Die Kehrtwende der Koalition kam überraschend. Bisher hatten neben den die Liberalen auch Teile der Unionsfraktion Skepsis erkennen lassen. Merkel hatte wiederholt erklärt, man solle sich auf Vorhaben konzentrieren, die auch weltweit und nicht nur in der EU durchsetzbar seien.

Die Sozialdemokraten in Deutschland und in Österreich erklärten unterdessen, sie wollten die Finanztransaktionsteuer per europäischem Volksbegehren in der EU voranbringen. „Der Widerstand der konservativ-liberalen Mehrheit unter den Regierungen der EU gegen eine weitreichende und effiziente Regulierung der Finanzmärkte und gegen eine umfassende Beteiligung des Finanzsektors an den Folgekosten muss gebrochen werden“, erklärten SPD und SPÖ am Dienstag gemeinsam.

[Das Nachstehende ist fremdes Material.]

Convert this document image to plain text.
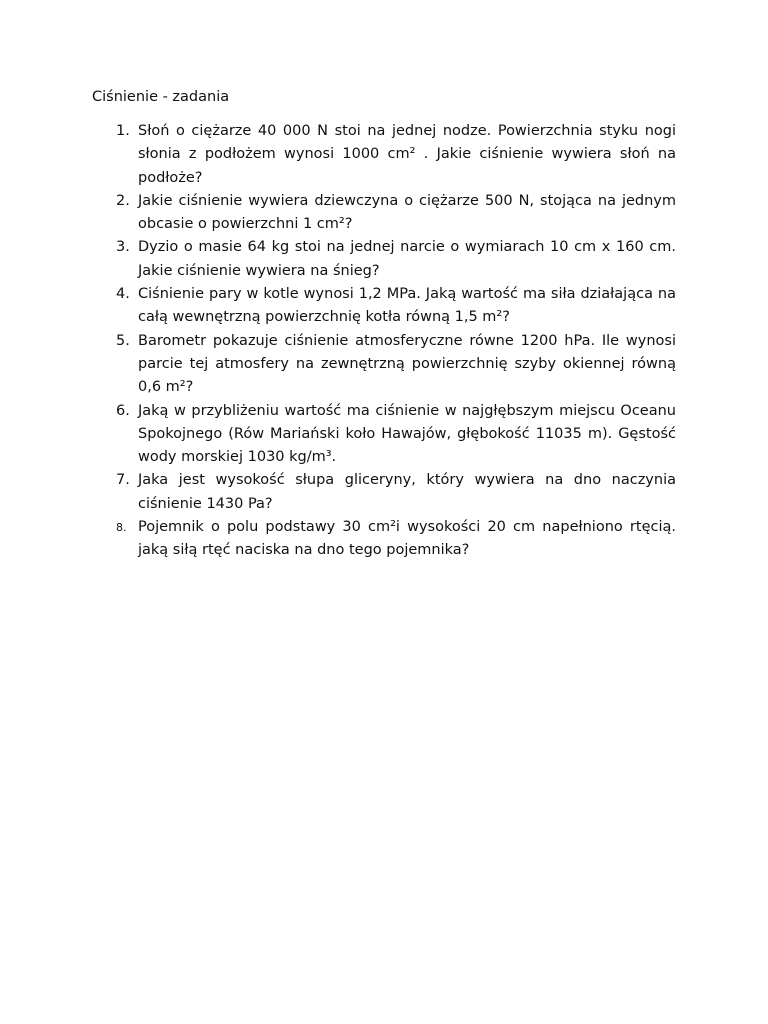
Ciśnienie - zadania
1. Słoń o ciężarze 40 000 N stoi na jednej nodze. Powierzchnia styku nogi słonia z podłożem wynosi 1000 cm² . Jakie ciśnienie wywiera słoń na podłoże?
2. Jakie ciśnienie wywiera dziewczyna o ciężarze 500 N, stojąca na jednym obcasie o powierzchni 1 cm²?
3. Dyzio o masie 64 kg stoi na jednej narcie o wymiarach 10 cm x 160 cm. Jakie ciśnienie wywiera na śnieg?
4. Ciśnienie pary w kotle wynosi 1,2 MPa. Jaką wartość ma siła działająca na całą wewnętrzną powierzchnię kotła równą 1,5 m²?
5. Barometr pokazuje ciśnienie atmosferyczne równe 1200 hPa. Ile wynosi parcie tej atmosfery na zewnętrzną powierzchnię szyby okiennej równą 0,6 m²?
6. Jaką w przybliżeniu wartość ma ciśnienie w najgłębszym miejscu Oceanu Spokojnego (Rów Mariański koło Hawajów, głębokość 11035 m). Gęstość wody morskiej 1030 kg/m³.
7. Jaka jest wysokość słupa gliceryny, który wywiera na dno naczynia ciśnienie 1430 Pa?
8. Pojemnik o polu podstawy 30 cm²i wysokości 20 cm napełniono rtęcią. jaką siłą rtęć naciska na dno tego pojemnika?
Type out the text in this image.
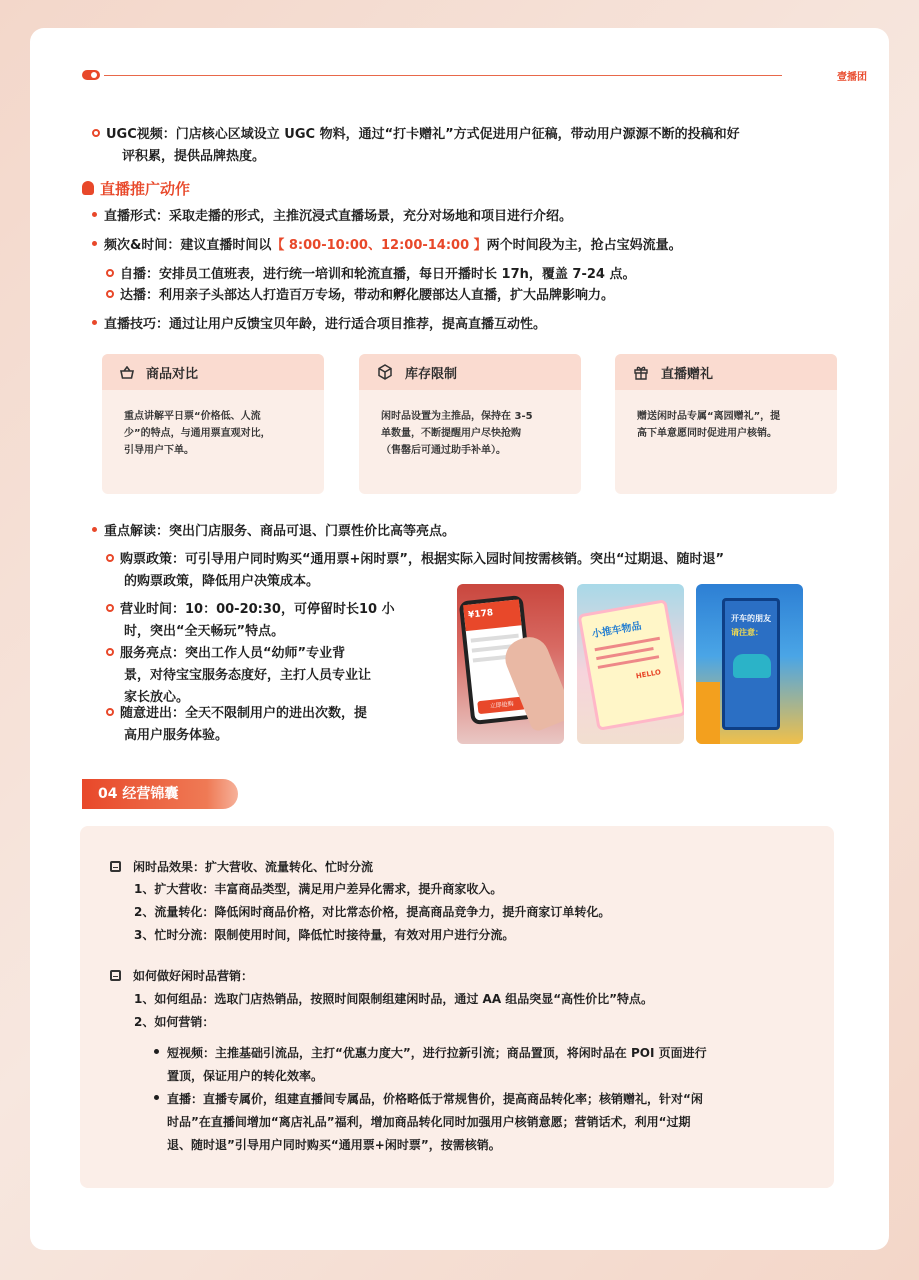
壹播团
UGC视频：门店核心区域设立 UGC 物料，通过“打卡赠礼”方式促进用户征稿，带动用户源源不断的投稿和好
评积累，提供品牌热度。
直播推广动作
直播形式：采取走播的形式，主推沉浸式直播场景，充分对场地和项目进行介绍。
频次&时间：建议直播时间以【 8:00-10:00、12:00-14:00 】两个时间段为主，抢占宝妈流量。
自播：安排员工值班表，进行统一培训和轮流直播，每日开播时长 17h，覆盖 7-24 点。
达播：利用亲子头部达人打造百万专场，带动和孵化腰部达人直播，扩大品牌影响力。
直播技巧：通过让用户反馈宝贝年龄，进行适合项目推荐，提高直播互动性。
商品对比
重点讲解平日票“价格低、人流
少”的特点，与通用票直观对比，
引导用户下单。
库存限制
闲时品设置为主推品，保持在 3-5
单数量，不断提醒用户尽快抢购
（售罄后可通过助手补单）。
直播赠礼
赠送闲时品专属“离园赠礼”，提
高下单意愿同时促进用户核销。
重点解读：突出门店服务、商品可退、门票性价比高等亮点。
购票政策：可引导用户同时购买“通用票+闲时票”，根据实际入园时间按需核销。突出“过期退、随时退”
的购票政策，降低用户决策成本。
营业时间：10：00-20:30，可停留时长10 小
时，突出“全天畅玩”特点。
服务亮点：突出工作人员“幼师”专业背
景，对待宝宝服务态度好，主打人员专业让
家长放心。
随意进出：全天不限制用户的进出次数，提
高用户服务体验。
¥178
立即抢购
小推车物品
HELLO
开车的朋友
请注意：
04 经营锦囊
闲时品效果：扩大营收、流量转化、忙时分流
1、扩大营收：丰富商品类型，满足用户差异化需求，提升商家收入。
2、流量转化：降低闲时商品价格，对比常态价格，提高商品竞争力，提升商家订单转化。
3、忙时分流：限制使用时间，降低忙时接待量，有效对用户进行分流。
如何做好闲时品营销：
1、如何组品：选取门店热销品，按照时间限制组建闲时品，通过 AA 组品突显“高性价比”特点。
2、如何营销：
短视频：主推基础引流品，主打“优惠力度大”，进行拉新引流；商品置顶，将闲时品在 POI 页面进行
置顶，保证用户的转化效率。
直播：直播专属价，组建直播间专属品，价格略低于常规售价，提高商品转化率；核销赠礼，针对“闲
时品”在直播间增加“离店礼品”福利，增加商品转化同时加强用户核销意愿；营销话术，利用“过期
退、随时退”引导用户同时购买“通用票+闲时票”，按需核销。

Die SPD begrüßte den neuen schwarz-gelben Beschluss als Schritt in die richtige Richtung. Dass sich die Koalition endlich bewege, sei „ein großer Erfolg der SPD“, sagte Parteichef Sigmar Gabriel. Nötig sei aber ein klares Bekenntnis von Union und FDP zur Transaktionssteuer: „Bloße Prüfaufträge reichen nicht aus.“

Im Gespräch ist eine Finanztransaktionssteuer von 0,05 Prozent. Damit würde die prozentuale Abgabe auf jedes Geschäft am Kapitalmarkt erhoben. Eine Finanzaktivitätssteuer hingegen käme einer Art Sonderabgabe für Banken auf Gewinne, Gehälter und Boni gleich. Diese Steuer könnte laut Internationalem Währungsfonds bei zwei Prozent liegen.